Cut the Bill, Keep the Turns: Affordable Multi-Turn Search RL

Jiahao Wu, Zhongwen Xu, Qiang Fu, and Wei Yang

Tencent · TEG · AIPD

December 2025

TL;DR

Using the **rLLM [1] training framework + Qwen3-8B [2] base model + offline Wikipedia / BrowseComp-Plus [3] corpora + the synthetic multi-turn data from ASearcher [4]**, you can cost-effectively train a search agent that reliably performs 10+ retrieval turns.
SFT is not strictly necessary: starting from the base model and doing GRPO-based [5] RL is enough to build stable multi-turn search capability.
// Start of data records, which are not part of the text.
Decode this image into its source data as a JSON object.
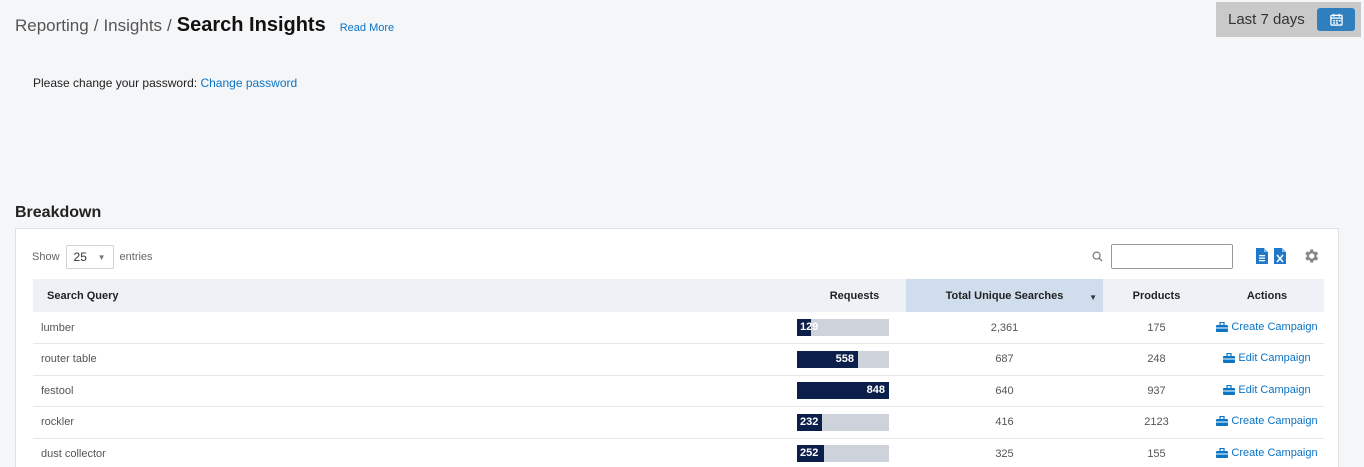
{
  "header": {
    "breadcrumb": [
      "Reporting",
      "Insights"
    ],
    "title": "Search Insights",
    "read_more": "Read More"
  },
  "date_range": {
    "label": "Last 7 days"
  },
  "notice": {
    "text": "Please change your password:",
    "link": "Change password"
  },
  "section": {
    "title": "Breakdown"
  },
  "table_controls": {
    "show_label": "Show",
    "page_size": "25",
    "entries_label": "entries",
    "search_value": ""
  },
  "columns": {
    "query": "Search Query",
    "requests": "Requests",
    "unique": "Total Unique Searches",
    "products": "Products",
    "actions": "Actions"
  },
  "rows": [
    {
      "query": "lumber",
      "requests": "129",
      "req_fraction": 0.152,
      "unique": "2,361",
      "products": "175",
      "action": "Create Campaign"
    },
    {
      "query": "router table",
      "requests": "558",
      "req_fraction": 0.658,
      "unique": "687",
      "products": "248",
      "action": "Edit Campaign"
    },
    {
      "query": "festool",
      "requests": "848",
      "req_fraction": 1.0,
      "unique": "640",
      "products": "937",
      "action": "Edit Campaign"
    },
    {
      "query": "rockler",
      "requests": "232",
      "req_fraction": 0.274,
      "unique": "416",
      "products": "2123",
      "action": "Create Campaign"
    },
    {
      "query": "dust collector",
      "requests": "252",
      "req_fraction": 0.297,
      "unique": "325",
      "products": "155",
      "action": "Create Campaign"
    }
  ],
  "colors": {
    "accent": "#0b74c4",
    "bar_fill": "#0c1f4a",
    "bar_track": "#cdd2db",
    "sorted_header": "#cfdded"
  },
  "icons": [
    "calendar-icon",
    "search-icon",
    "csv-export-icon",
    "excel-export-icon",
    "gear-icon",
    "campaign-icon"
  ]
}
SFT can provide a better starting point for long-horizon training, but it tends to lock the model into a particular pattern and makes it overuse multi-turn search even for simple questions.
Multi-turn search training dataset [4] is critical: standard single-hop / two-hop datasets (HotpotQA [6], etc.) do not train long-horizon multi-turn search; you need a dedicated synthetic multi-turn dataset.
Training stability is mostly an engineering problem: the key issues are train/inference mismatch, strict token-in-token-out alignment, and handling “abnormal trajectories”.
Summarizing retrieved documents with an auxiliary LLM [7] improves training stability, supports longer horizons, and generalizes to setups that directly return raw search results.

News

We have uploaded the test trajectories to huggingface: aidenjhwu/SearchAgentResults
We have add more training curves in Section 9.5
We have uploaded the preprocessed dataset to huggingface: aidenjhwu/ASearcher_en_no-math_Qwen3-8B-reject-sample
We have uploaded the model weights to huggingface
- https://huggingface.co/aidenjhwu/SearchAgent-8B-hq : The Qwen3-8B model trained w/ outlier suppression training strategy (introduced in Section 5.4.1)
- https://huggingface.co/aidenjhwu/SearchAgent-8B : The Qwen3-8B model trained w/o outlier suppression training strategy
- https://huggingface.co/aidenjhwu/SearchAgent-A3B : The Qwen3-30B-A3B model trained w/o outlier suppression training strategy

1. The Research Bottleneck for Multi-Turn Search Agents

Recently, LLM reasoning and tool-use capabilities have improved rapidly: on the one hand, the open-source community has released many strong models [2,8]; on the other hand, when moving to multi-turn, long-horizon search-and-verify settings (multiple retrievals, iterative disambiguation, evidence aggregation, and converging to a final answer), there is still a clear gap, where smaller open-source models often lag far behind closed-source commercial models in both effective use of search turns and final accuracy.